To determine the theoretical yield of precipitate for the double displacement reaction, we need to calculate the limiting reactant and use stoichiometry.

First, let's write the balanced chemical equation for the double displacement reaction between calcium nitrate (Ca(NO3)2) and sodium phosphate (Na3PO4):

3Ca(NO3)2 + 2Na3PO4 → Ca3(PO4)2 + 6NaNO3

From the balanced equation, we can see that the mole ratio between calcium nitrate and calcium phosphate is 3:1.

Next, let's calculate the number of moles of each reactant used:

Moles of calcium nitrate = volume (in L) × molarity = 0.025 L × 1.0 mol/L = 0.025 mol
Moles of sodium phosphate = volume (in L) × molarity = 0.015 L × 1.5 mol/L = 0.0225 mol

Since the mole ratio between calcium nitrate and calcium phosphate is 3:1, to find the limiting reactant, we need to compare the number of moles of calcium nitrate and sodium phosphate.

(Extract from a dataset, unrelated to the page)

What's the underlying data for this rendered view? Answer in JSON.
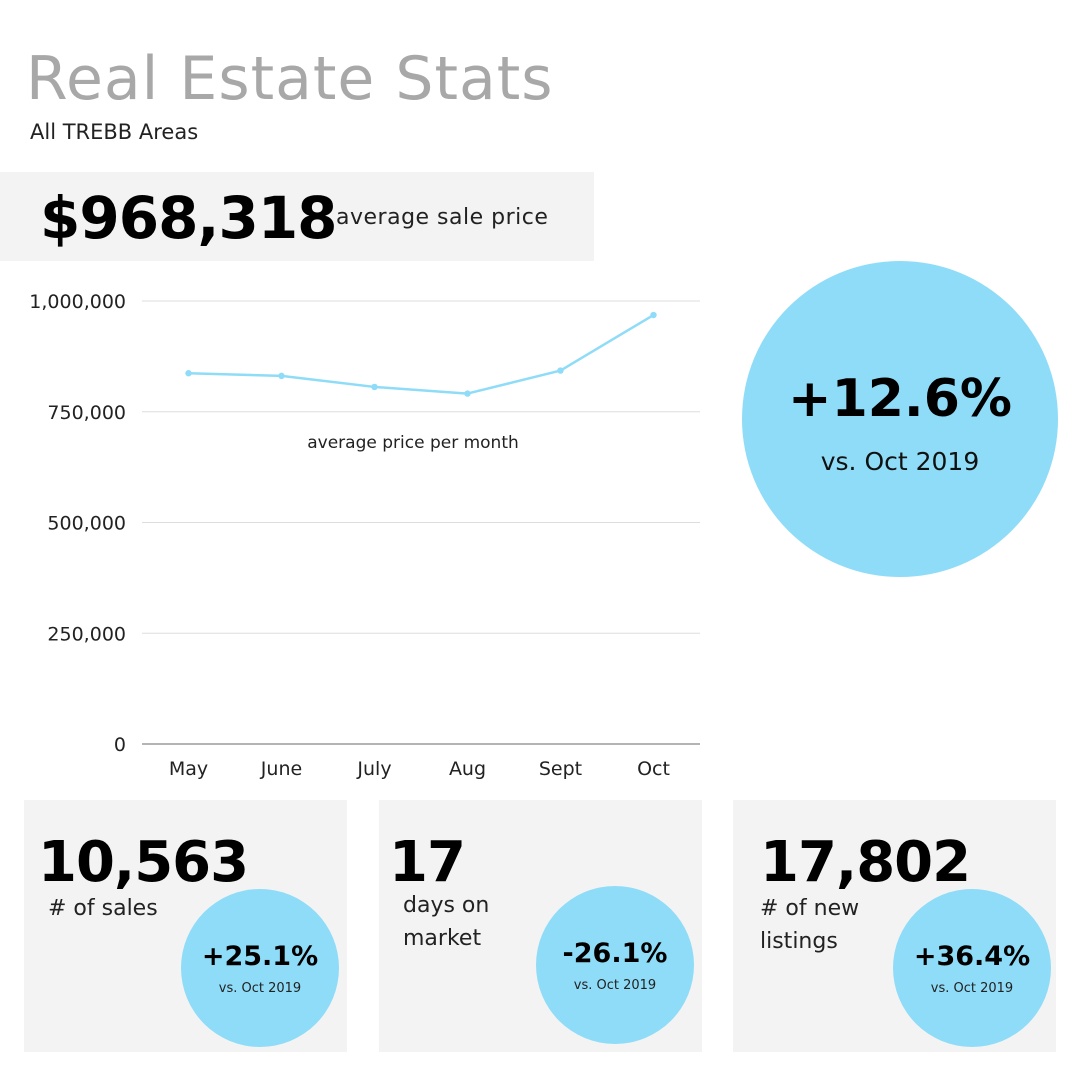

Since the moles of calcium nitrate (0.025 mol) are greater than the moles of sodium phosphate (0.0225 mol), calcium nitrate is not the limiting reactant. Therefore, sodium phosphate is the limiting reactant.

Now we can use the stoichiometry from the balanced equation to determine the theoretical yield of precipitate (calcium phosphate). According to the balanced equation, for every 2 moles of sodium phosphate, we get 1 mole of calcium phosphate.

The limiting reactant is sodium phosphate, with a mole quantity of 0.0225 mol. So, the theoretical yield of calcium phosphate (precipitate) is:

Theoretical yield = (0.0225 mol sodium phosphate) × (1 mol calcium phosphate / 2 mol sodium phosphate) = 0.01125 mol calcium phosphate

Therefore, the theoretical yield of precipitate (calcium phosphate) for the given reaction is 0.01125 moles.